Scandals on test-taking and cheating
Because the SAT and ACT test scores are such an important part of an applicant's admissions profile, attempts to game the system and cheating occur with great regularity. It's a sad indictment of our entitled society that some members will stop at nothing to get what they want. So it is with standardized college admissions tests. Modern technology has made it much easier for people to cheat in hundreds of different ways. As this article in The Washington Post reports, the boldness of the perpetrators is astonishing. In How to Cheat on the SAT: 5 Ways People Have Brooke Hanson recounts five ways people have cheated on the SAT. Fortunately, the College Board and Educational Testing Service staff are ever on the alert for cheating.
The future of standardized college admissions tests
In 2018 Johns Hopkins University released Measuring Success: Testing, Grades and the Future of College Admissions
While there is a lot to unpack in that book, the main point is that data is important in determining whether a student is capable of doing college-level work. Transcripts, test scores, portfolios, and teacher recommendations provide a snapshot of an applicant. The application essay and an interview with the admissions staff add depth and dimension to that academic data.
This video offers tips on how to ace your standardized test.
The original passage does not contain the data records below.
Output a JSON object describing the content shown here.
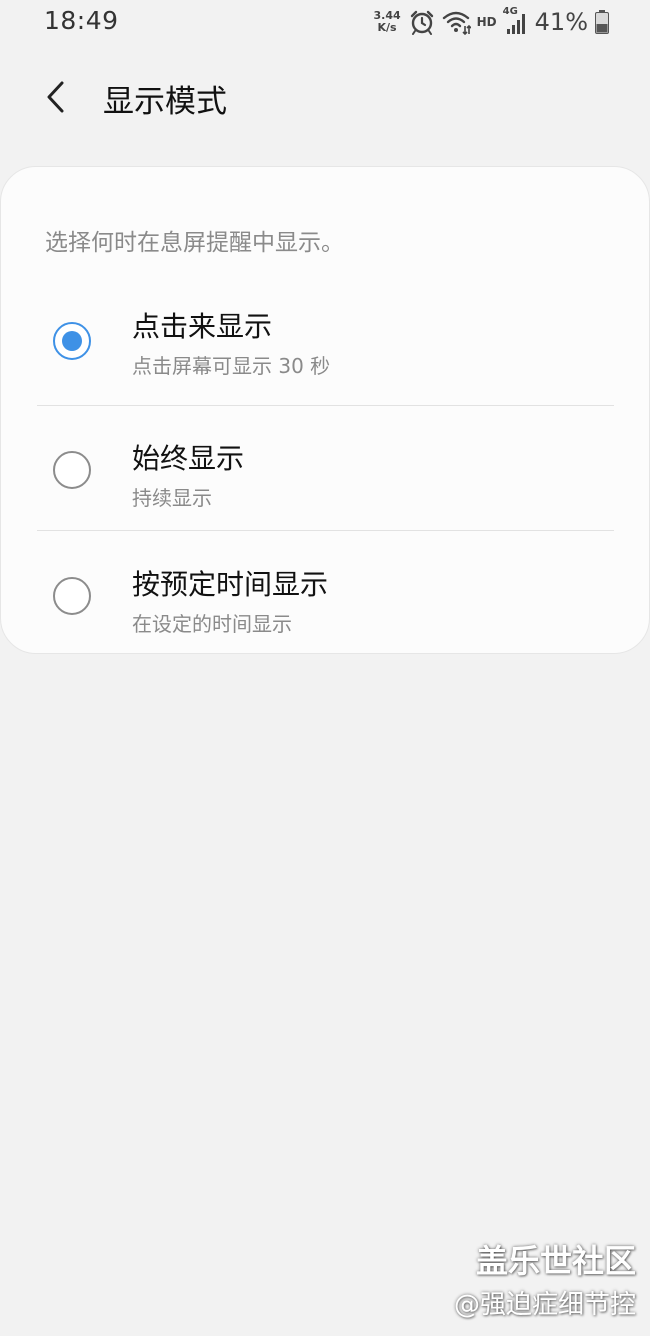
{
  "status_bar": {
    "time": "18:49",
    "net_speed_value": "3.44",
    "net_speed_unit": "K/s",
    "hd_label": "HD",
    "network_label": "4G",
    "battery_percent": "41%",
    "icons": [
      "alarm-icon",
      "wifi-icon",
      "signal-icon",
      "battery-icon"
    ]
  },
  "header": {
    "back_icon": "back-arrow-icon",
    "title": "显示模式"
  },
  "card": {
    "description": "选择何时在息屏提醒中显示。",
    "options": [
      {
        "title": "点击来显示",
        "subtitle": "点击屏幕可显示 30 秒",
        "selected": true
      },
      {
        "title": "始终显示",
        "subtitle": "持续显示",
        "selected": false
      },
      {
        "title": "按预定时间显示",
        "subtitle": "在设定的时间显示",
        "selected": false
      }
    ]
  },
  "watermark": {
    "title": "盖乐世社区",
    "handle": "@强迫症细节控"
  },
  "colors": {
    "accent": "#3e91e6",
    "background": "#f2f2f2",
    "card": "#fcfcfc"
  }
}
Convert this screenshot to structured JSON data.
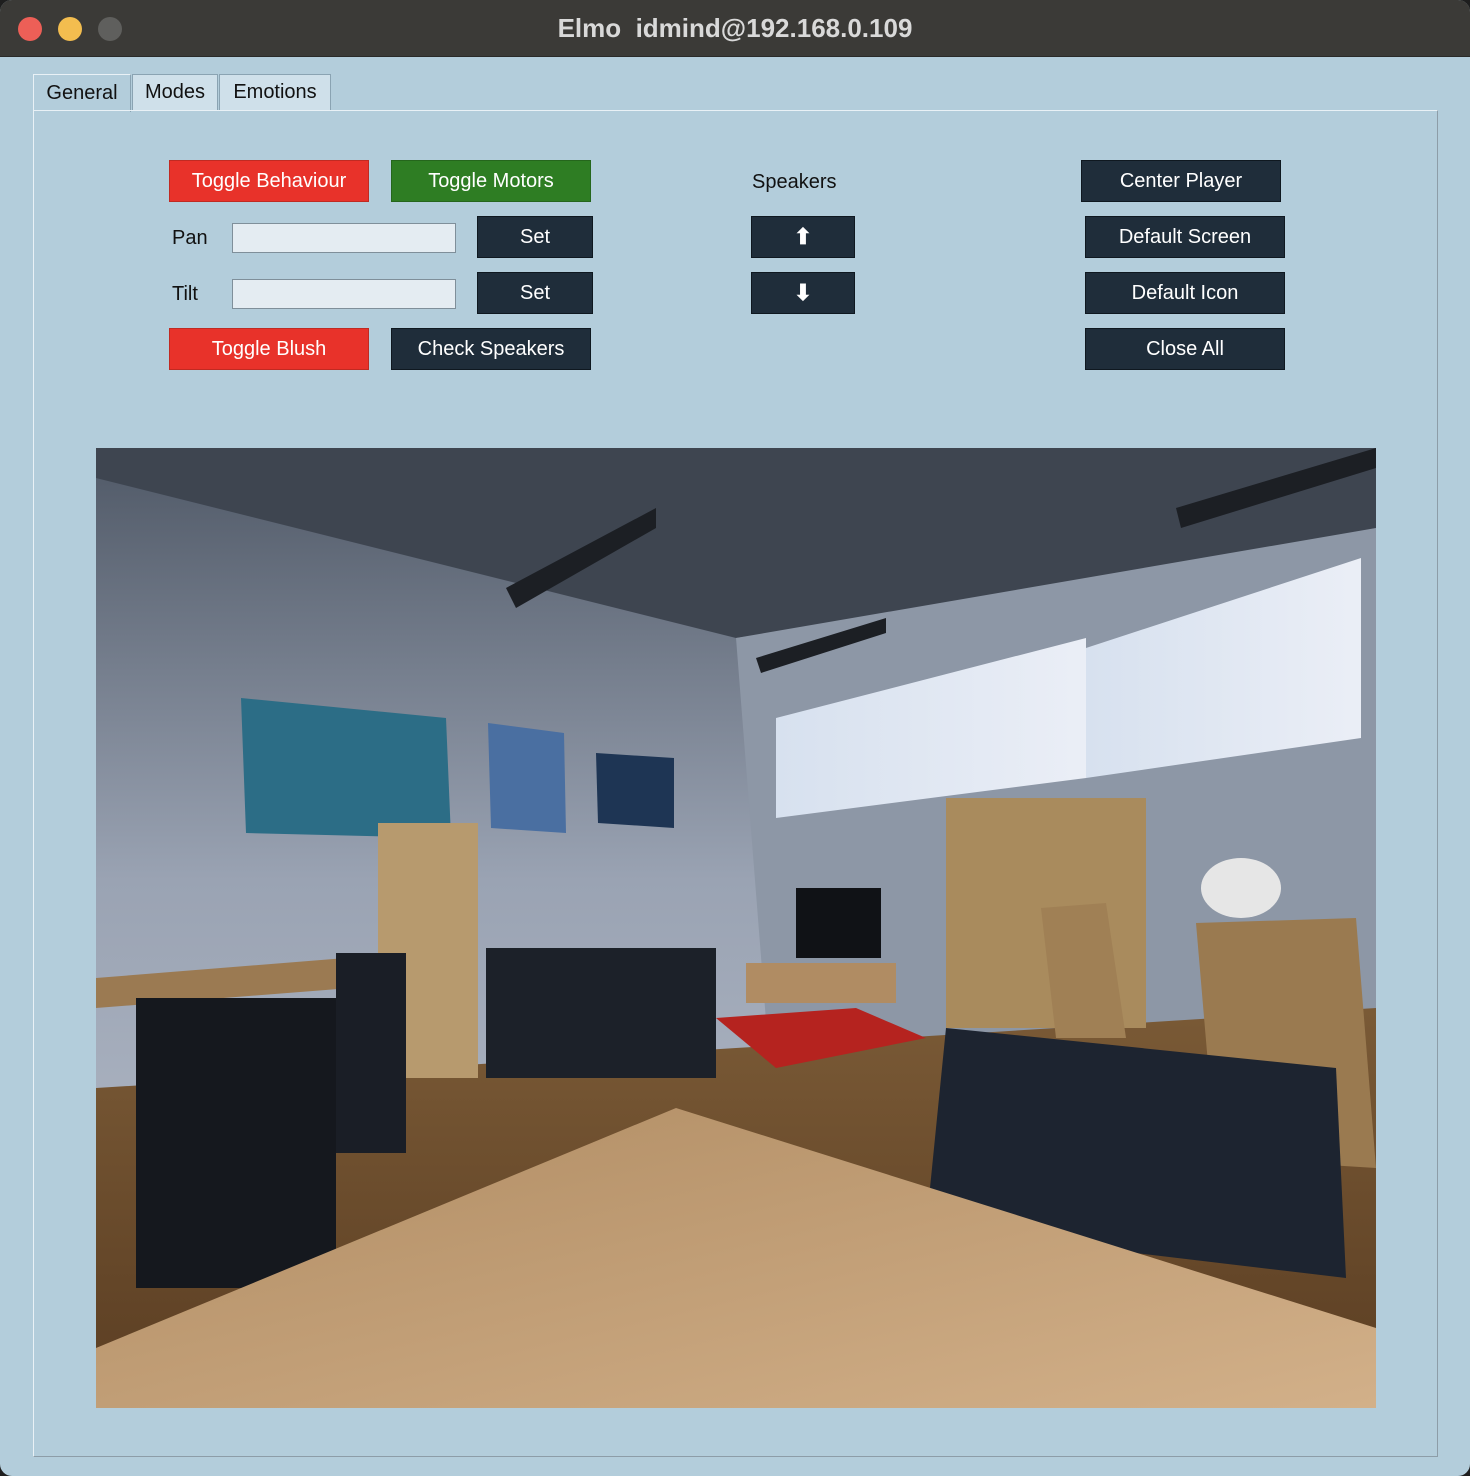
{
  "window": {
    "title": "Elmo  idmind@192.168.0.109"
  },
  "tabs": [
    "General",
    "Modes",
    "Emotions"
  ],
  "controls": {
    "toggle_behaviour": "Toggle Behaviour",
    "toggle_motors": "Toggle Motors",
    "pan_label": "Pan",
    "pan_value": "",
    "tilt_label": "Tilt",
    "tilt_value": "",
    "set_label": "Set",
    "toggle_blush": "Toggle Blush",
    "check_speakers": "Check Speakers",
    "speakers_label": "Speakers",
    "up_arrow": "⬆",
    "down_arrow": "⬇",
    "center_player": "Center Player",
    "default_screen": "Default Screen",
    "default_icon": "Default Icon",
    "close_all": "Close All"
  },
  "colors": {
    "red": "#e8322a",
    "green": "#2e7d23",
    "dark": "#1f2d3a",
    "background": "#b3cddb"
  },
  "camera_feed": {
    "icon": "camera-image"
  }
}
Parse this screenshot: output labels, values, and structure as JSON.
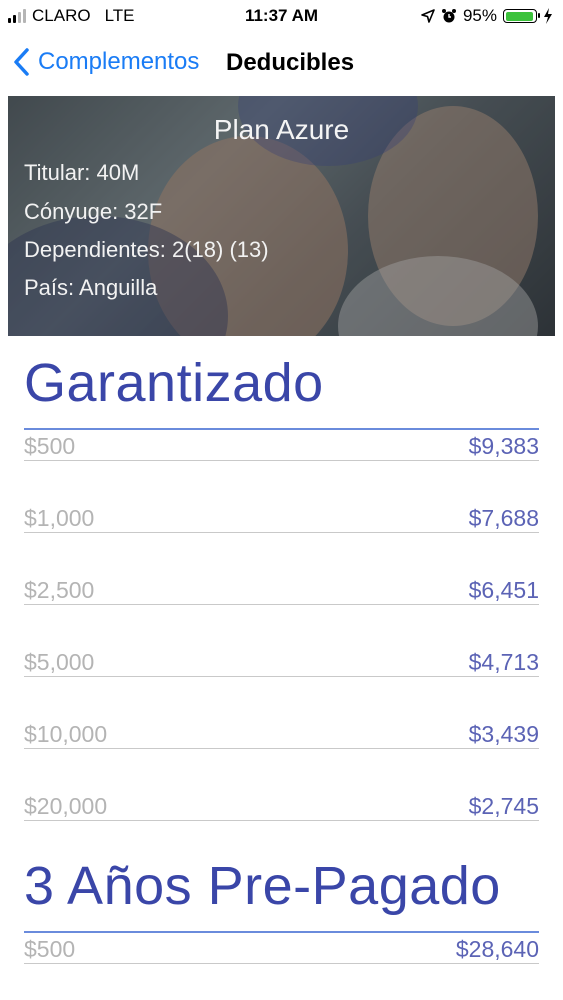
{
  "status_bar": {
    "carrier": "CLARO",
    "network": "LTE",
    "time": "11:37 AM",
    "battery_percent": "95%",
    "battery_level": 0.95
  },
  "nav": {
    "back_label": "Complementos",
    "title": "Deducibles"
  },
  "hero": {
    "plan_name": "Plan Azure",
    "titular": "Titular: 40M",
    "conyuge": "Cónyuge: 32F",
    "dependientes": "Dependientes: 2(18) (13)",
    "pais": "País: Anguilla"
  },
  "sections": [
    {
      "title": "Garantizado",
      "rows": [
        {
          "deductible": "$500",
          "price": "$9,383"
        },
        {
          "deductible": "$1,000",
          "price": "$7,688"
        },
        {
          "deductible": "$2,500",
          "price": "$6,451"
        },
        {
          "deductible": "$5,000",
          "price": "$4,713"
        },
        {
          "deductible": "$10,000",
          "price": "$3,439"
        },
        {
          "deductible": "$20,000",
          "price": "$2,745"
        }
      ]
    },
    {
      "title": "3 Años Pre-Pagado",
      "rows": [
        {
          "deductible": "$500",
          "price": "$28,640"
        }
      ]
    }
  ],
  "colors": {
    "accent": "#1a7cf5",
    "section_title": "#3a46a8",
    "price": "#5b63b5",
    "deductible": "#b4b4b4"
  }
}
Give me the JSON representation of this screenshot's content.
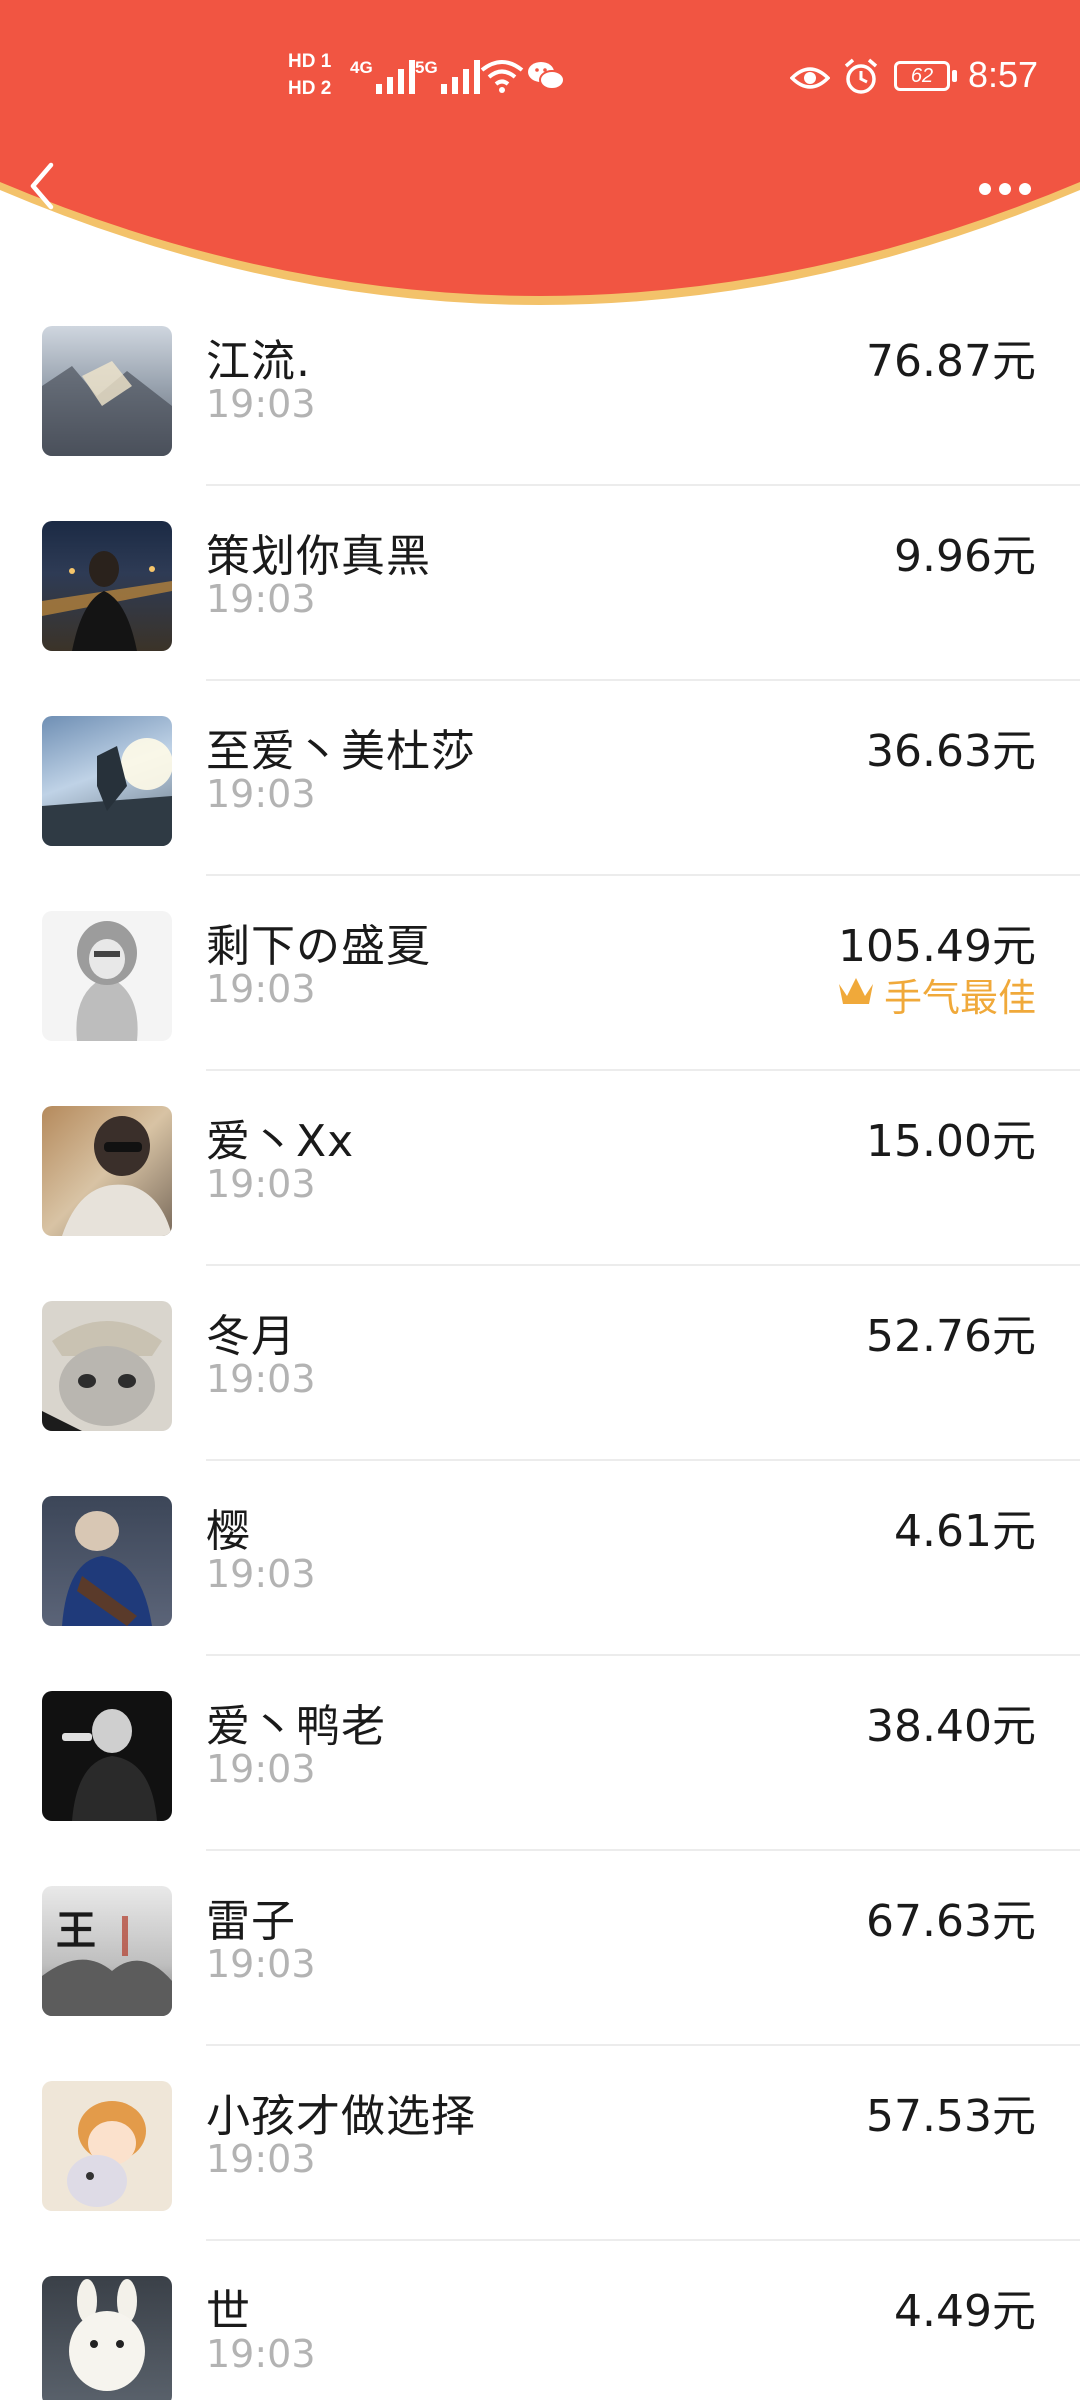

Finally, preparation for admissions testing and all the other aspects of completing a college admissions application is a gradual process spanning many years. If you decide that your child will follow the educational path with testing at every step of the way, then take time to ease her into taking tests successfully. It is also worth considering that she will encounter standardized tests many times in her adult life. GMAT, LSAT, PRAXIS, TOEFL, and MCAT are just a few of the common standardized tests which candidates for advanced school or professional certification must take.